From Joe Pater
I came across an interesting blog post the other day discussing the practice of posting conference papers to arXiv in NLP and machine learning before they have been reviewed. It includes some data from a poll on how people use it in each discipline – machine learning people tend to post earlier in the publication cycle, perhaps due to an influential call for a new publishing model by Yann Le Cun of deep learning fame, and perhaps due to a greater fear of being scooped.
This got me thinking again about archives in our discipline. I came of academic age at the time that ROA was launched, and it was fantastic as a grad student to have access to the latest research in the framework I was using, and to be able to share my own work so easily. As I’ve told Alan Prince already, we’re hugely in his debt for having established that archive, and we also owe a huge thanks to Eric Baković and others for all their work on it, as we do to Michal Starke and others at LingBuzz.
It’s clear, though, that in contrast with the situation in computer science, use of archives is on the decline in phonology. I post to them only sporadically myself, generally only making time to keep my own web page updated. In contrast to when ROA was founded, the preservation function of an archive is less required; most of us have archives serving this purpose at our own institutions (see e.g. John McCarthy’s ScholarWorks archive), and who knows, maybe a document hosted on a google drive will last longer than one on a university site. I find the google drive alternative particularly convenient because it’s so easy to update a paper. And this brings up the main issue in my mind for posting to archives early in the publication cycle: if you have your paper in multiple places, you need to update multiple copies, each with considerably more hassle than a google drive.

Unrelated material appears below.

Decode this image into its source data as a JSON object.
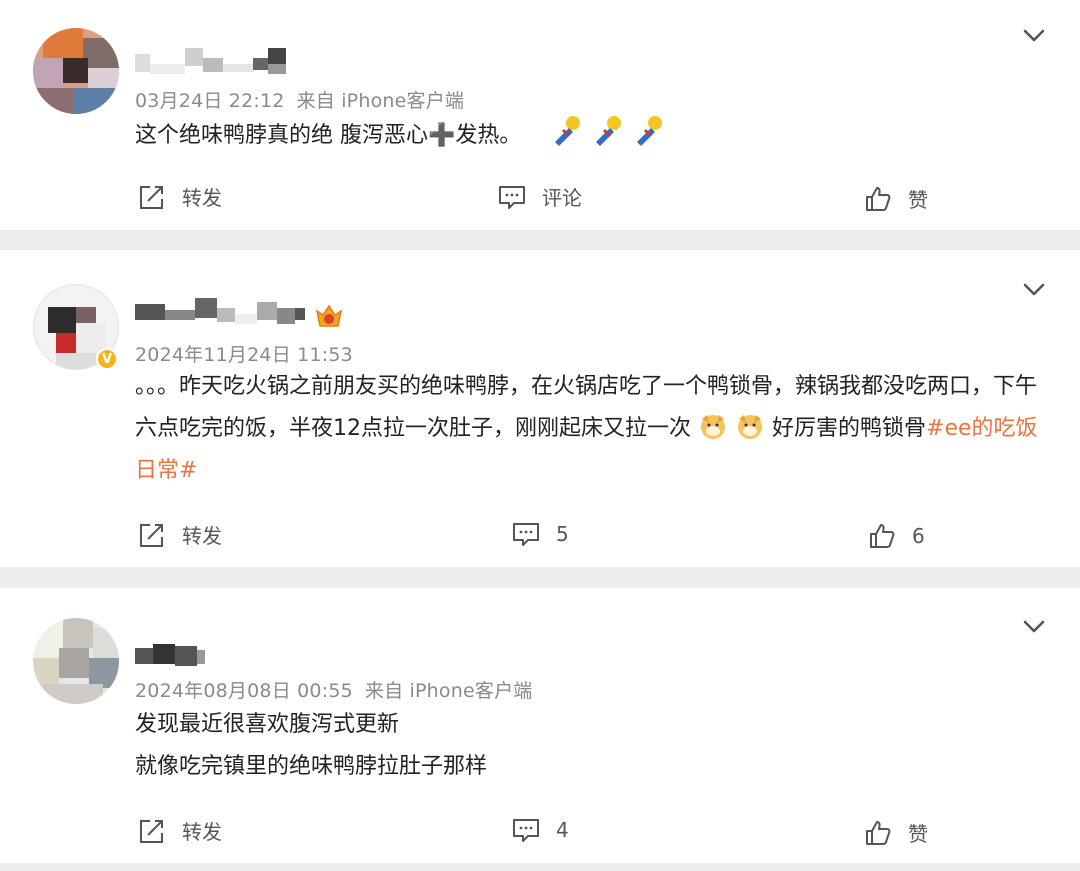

Preservation is only one function of these archives, and it’s far less important than another: dissemination. For dissemination, one’s own webpage, or institutional archive, is not a viable alternative. The main impetus for Phonolist was to facilitate dissemination for papers that weren’t being posted to the archives, and it seemed that the added functionality of optional blog discussion of papers would make it attractive for that purpose. I’ve been somewhat surprised to see that people haven’t been using it much for that (most of the papers we advertise are reposts from LingBuzz and ROA).
Phonolist currently lacks any indexing functionality (besides searches), and this is one way that it could be improved to better serve the cause of dissemination. This will likely be an upcoming addition, along with a community .bibtex file.
The question I’d like to bring up for discussion is whether people perceive the need for a general phonology archive, and if so, what it should look like. ROA is limited to OT and its affiliates, and LingBuzz has technical issues that have made it frustrating to use, and I’ve heard that it’s unlikely to be improved. My limited experience with academia.edu and researchgate has been negative. I thought an easy fix might be to start using http://cogprints.org, but in response to my inquiry about it, Stevan Harnad said “CogPrints has no long-term support and I would say it’s obsolete (though I’m still keeping it up).” More generally, I’d be interested to hear people’s thoughts about how they use the existing archives, and why they don’t use them.